The Committee on Abuses noted on its education plan:

“The philosophy behind this idea is that the only way to help the retention of younger athletes is to create a healthy environment for them. By educating parents, preventing abuses and ignorance within the sport, more athletes will continue with swimming rather than switch to another sport. We feel this is by far the moist productive and effective way of reaching parents; let’s give them something tangible and meaningful for their commitment and money.”

Berkoff had resigned from the committee and Board as athlete representative within two years, frustrated at the lack of progress to have recommendations turned to action.

The CRB was never founded, while it would be six years before a Board of Review and its provisions were rule-book-bound. Berkoff’s decision to move on at the age of 24, deprived USA sports governance of a key mind and an athlete keen to have his federation get to grips with the issues of abuse that were the subject of rumour and speculation as well as serious allegations, including events and processes in which athletes brought their stories to the national federation only to have them “put on the shelf or hushed up”, in the words of one victim of abuse whose case eventually led to a coach conviction.

Years, in some instances decades, went by before any of the 1991 committee’s recommendations came into effect. Some members of the committee were frustrated by the legal advice being given at the time when the issue of banning those who fell foul of sex-related misconduct came up that it would be wrong to “deny a man the right to make a living” and that such matters were best left for “the clubs to decide”. Sources say that such advice was given by legal counsel.

To add insult to injury, Berkoff’s decision to leave USA Swimming was reinforced by an incident that made a mockery of that 1991 note on the value of an education program that would “create a healthy environment” for swimmers and their parents.

Berkoff had approached Ray Essick – the then and the first Executive Director of the federation from 1980, when USS was renamed USA Swimming – to ask for help to fund an academic study he was conducting to evaluate the amount of carcinogenic chloro-organic chemicals swimmers were being exposed to in practices. The issues was particularly relevant to those who spend far more time in treated water than the general population.

According to sources present at the time, Essick responded by asking Berkoff, in so many words, ‘if it turns out that swimmers are being exposed to carcinogens do you think people might pull their kids from competitive swimming?’

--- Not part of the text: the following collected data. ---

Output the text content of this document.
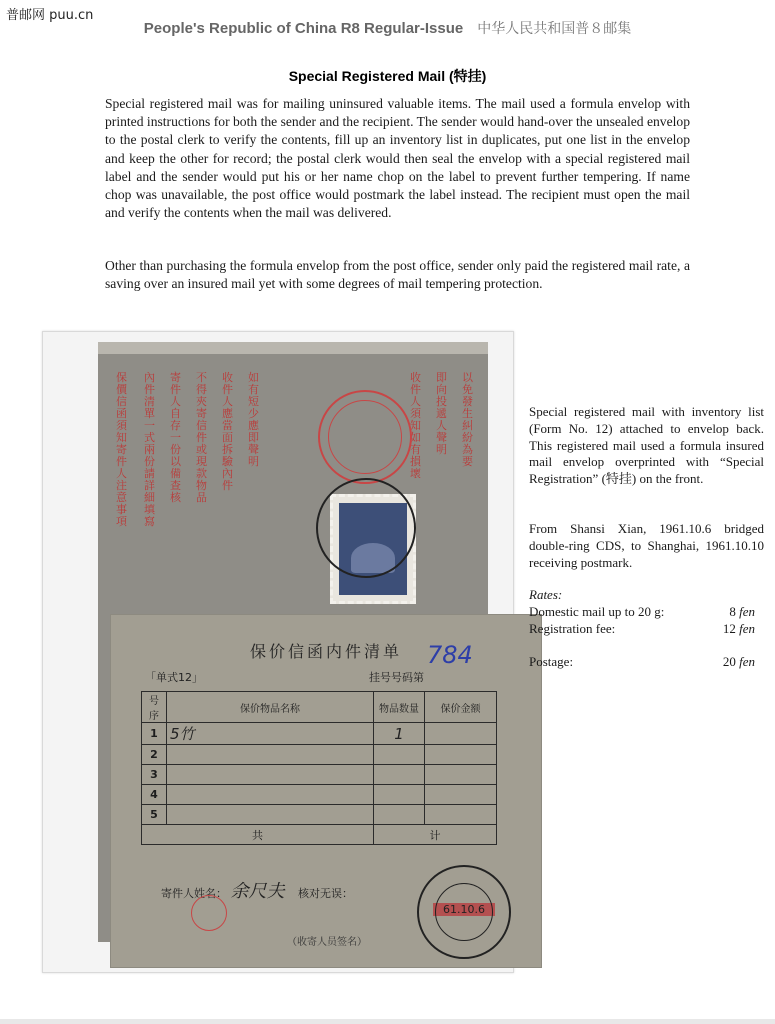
普邮网 puu.cn
People's Republic of China R8 Regular-Issue 中华人民共和国普８邮集
Special Registered Mail (特挂)

Special registered mail was for mailing uninsured valuable items. The mail used a formula envelop with printed instructions for both the sender and the recipient. The sender would hand-over the unsealed envelop to the postal clerk to verify the contents, fill up an inventory list in duplicates, put one list in the envelop and keep the other for record; the postal clerk would then seal the envelop with a special registered mail label and the sender would put his or her name chop on the label to prevent further tempering. If name chop was unavailable, the post office would postmark the label instead. The recipient must open the mail and verify the contents when the mail was delivered.

Other than purchasing the formula envelop from the post office, sender only paid the registered mail rate, a saving over an insured mail yet with some degrees of mail tempering protection.

保價信函須知寄件人注意事項
內件清單一式兩份請詳細填寫
寄件人自存一份以備查核
不得夾寄信件或現款物品
收件人應當面拆驗內件
如有短少應即聲明
收件人須知如有損壞
即向投遞人聲明
以免發生糾紛為要
保价信函内件清单
「单式12」	挂号号码第
784
号序	保价物品名称	物品数量	保价金额
1	5竹	1	
2			
3			
4			
5			
共		计	
寄件人姓名： 余尺夫 核对无误：
（收寄人员签名）
61.10.6

Special registered mail with inventory list (Form No. 12) attached to envelop back. This registered mail used a formula insured mail envelop overprinted with “Special Registration” (特挂) on the front.

From Shansi Xian, 1961.10.6 bridged double-ring CDS, to Shanghai, 1961.10.10 receiving postmark.

Rates:
Domestic mail up to 20 g:	8 fen
Registration fee:	12 fen
Postage:	20 fen
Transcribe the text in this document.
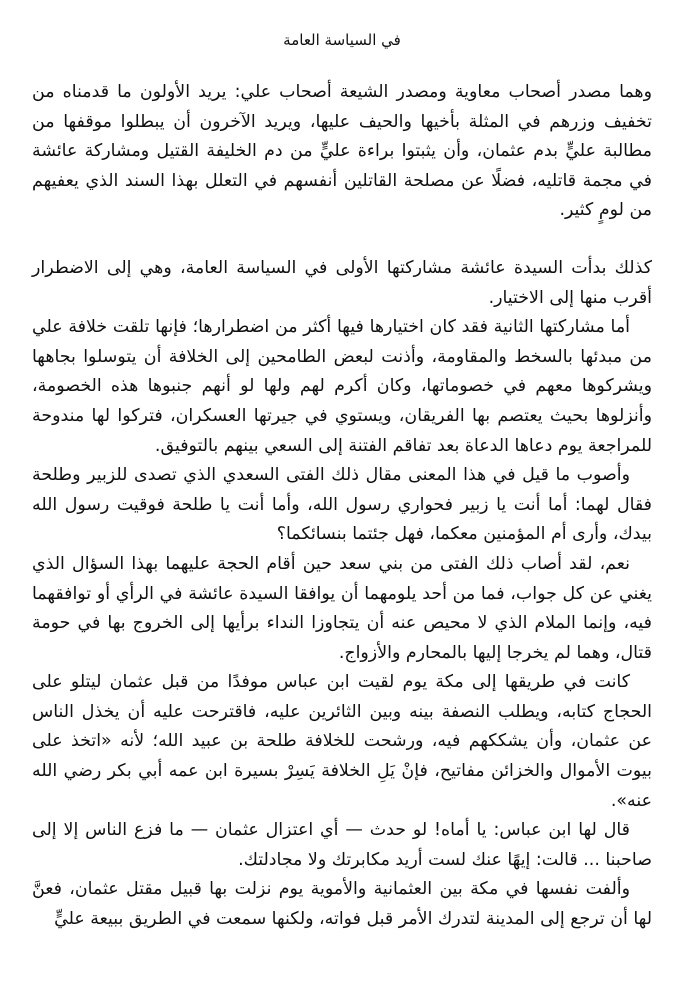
في السياسة العامة

وهما مصدر أصحاب معاوية ومصدر الشيعة أصحاب علي: يريد الأولون ما قدمناه من تخفيف وزرهم في المثلة بأخيها والحيف عليها، ويريد الآخرون أن يبطلوا موقفها من مطالبة عليٍّ بدم عثمان، وأن يثبتوا براءة عليٍّ من دم الخليفة القتيل ومشاركة عائشة في مجمة قاتليه، فضلًا عن مصلحة القاتلين أنفسهم في التعلل بهذا السند الذي يعفيهم من لومٍ كثير.

كذلك بدأت السيدة عائشة مشاركتها الأولى في السياسة العامة، وهي إلى الاضطرار أقرب منها إلى الاختيار.

أما مشاركتها الثانية فقد كان اختيارها فيها أكثر من اضطرارها؛ فإنها تلقت خلافة علي من مبدئها بالسخط والمقاومة، وأذنت لبعض الطامحين إلى الخلافة أن يتوسلوا بجاهها ويشركوها معهم في خصوماتها، وكان أكرم لهم ولها لو أنهم جنبوها هذه الخصومة، وأنزلوها بحيث يعتصم بها الفريقان، ويستوي في جيرتها العسكران، فتركوا لها مندوحة للمراجعة يوم دعاها الدعاة بعد تفاقم الفتنة إلى السعي بينهم بالتوفيق.

وأصوب ما قيل في هذا المعنى مقال ذلك الفتى السعدي الذي تصدى للزبير وطلحة فقال لهما: أما أنت يا زبير فحواري رسول الله، وأما أنت يا طلحة فوقيت رسول الله بيدك، وأرى أم المؤمنين معكما، فهل جئتما بنسائكما؟

نعم، لقد أصاب ذلك الفتى من بني سعد حين أقام الحجة عليهما بهذا السؤال الذي يغني عن كل جواب، فما من أحد يلومهما أن يوافقا السيدة عائشة في الرأي أو توافقهما فيه، وإنما الملام الذي لا محيص عنه أن يتجاوزا النداء برأيها إلى الخروج بها في حومة قتال، وهما لم يخرجا إليها بالمحارم والأزواج.

كانت في طريقها إلى مكة يوم لقيت ابن عباس موفدًا من قبل عثمان ليتلو على الحجاج كتابه، ويطلب النصفة بينه وبين الثائرين عليه، فاقترحت عليه أن يخذل الناس عن عثمان، وأن يشككهم فيه، ورشحت للخلافة طلحة بن عبيد الله؛ لأنه «اتخذ على بيوت الأموال والخزائن مفاتيح، فإنْ يَلِ الخلافة يَسِرْ بسيرة ابن عمه أبي بكر رضي الله عنه».

قال لها ابن عباس: يا أماه! لو حدث — أي اعتزال عثمان — ما فزع الناس إلا إلى صاحبنا ... قالت: إيهًا عنك لست أريد مكابرتك ولا مجادلتك.

وألفت نفسها في مكة بين العثمانية والأموية يوم نزلت بها قبيل مقتل عثمان، فعنَّ لها أن ترجع إلى المدينة لتدرك الأمر قبل فواته، ولكنها سمعت في الطريق ببيعة عليٍّ
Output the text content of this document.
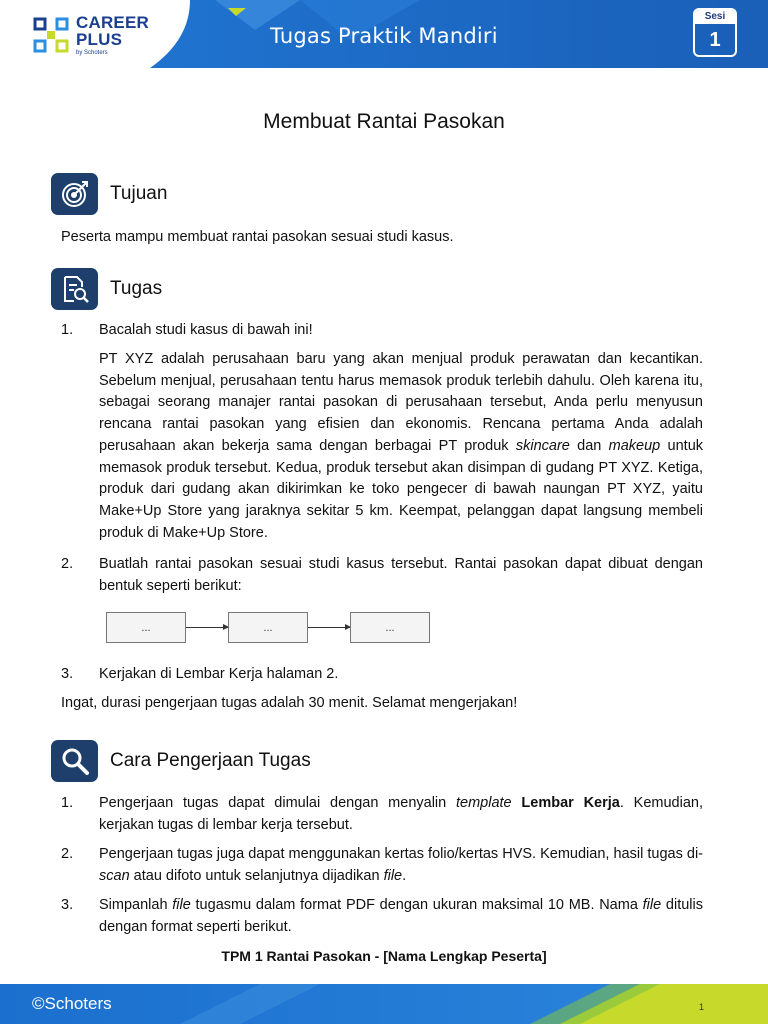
CAREER
PLUS
by Schoters
Tugas Praktik Mandiri
Sesi
1
Membuat Rantai Pasokan
Tujuan
Peserta mampu membuat rantai pasokan sesuai studi kasus.
Tugas
1. Bacalah studi kasus di bawah ini!
PT XYZ adalah perusahaan baru yang akan menjual produk perawatan dan kecantikan. Sebelum menjual, perusahaan tentu harus memasok produk terlebih dahulu. Oleh karena itu, sebagai seorang manajer rantai pasokan di perusahaan tersebut, Anda perlu menyusun rencana rantai pasokan yang efisien dan ekonomis. Rencana pertama Anda adalah perusahaan akan bekerja sama dengan berbagai PT produk skincare dan makeup untuk memasok produk tersebut. Kedua, produk tersebut akan disimpan di gudang PT XYZ. Ketiga, produk dari gudang akan dikirimkan ke toko pengecer di bawah naungan PT XYZ, yaitu Make+Up Store yang jaraknya sekitar 5 km. Keempat, pelanggan dapat langsung membeli produk di Make+Up Store.
2. Buatlah rantai pasokan sesuai studi kasus tersebut. Rantai pasokan dapat dibuat dengan bentuk seperti berikut:
...	...	...
3. Kerjakan di Lembar Kerja halaman 2.
Ingat, durasi pengerjaan tugas adalah 30 menit. Selamat mengerjakan!
Cara Pengerjaan Tugas
1. Pengerjaan tugas dapat dimulai dengan menyalin template Lembar Kerja. Kemudian, kerjakan tugas di lembar kerja tersebut.
2. Pengerjaan tugas juga dapat menggunakan kertas folio/kertas HVS. Kemudian, hasil tugas di-scan atau difoto untuk selanjutnya dijadikan file.
3. Simpanlah file tugasmu dalam format PDF dengan ukuran maksimal 10 MB. Nama file ditulis dengan format seperti berikut.
TPM 1 Rantai Pasokan - [Nama Lengkap Peserta]
©Schoters	1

Berkoff thought it might, said the source, to which Essick responded to the effect of ‘why the hell would we want to study something that might drop our membership’. That was the straw that broke the camel’s back, as far as Berkoff was concerned.

Essick is no longer here to respond to a recollection that suggests the kind of behaviour that runs through the strata of Margaret Heffernan’s excellent “Wilful Blindness – Why We Ignore The Obvious At Our Peril“.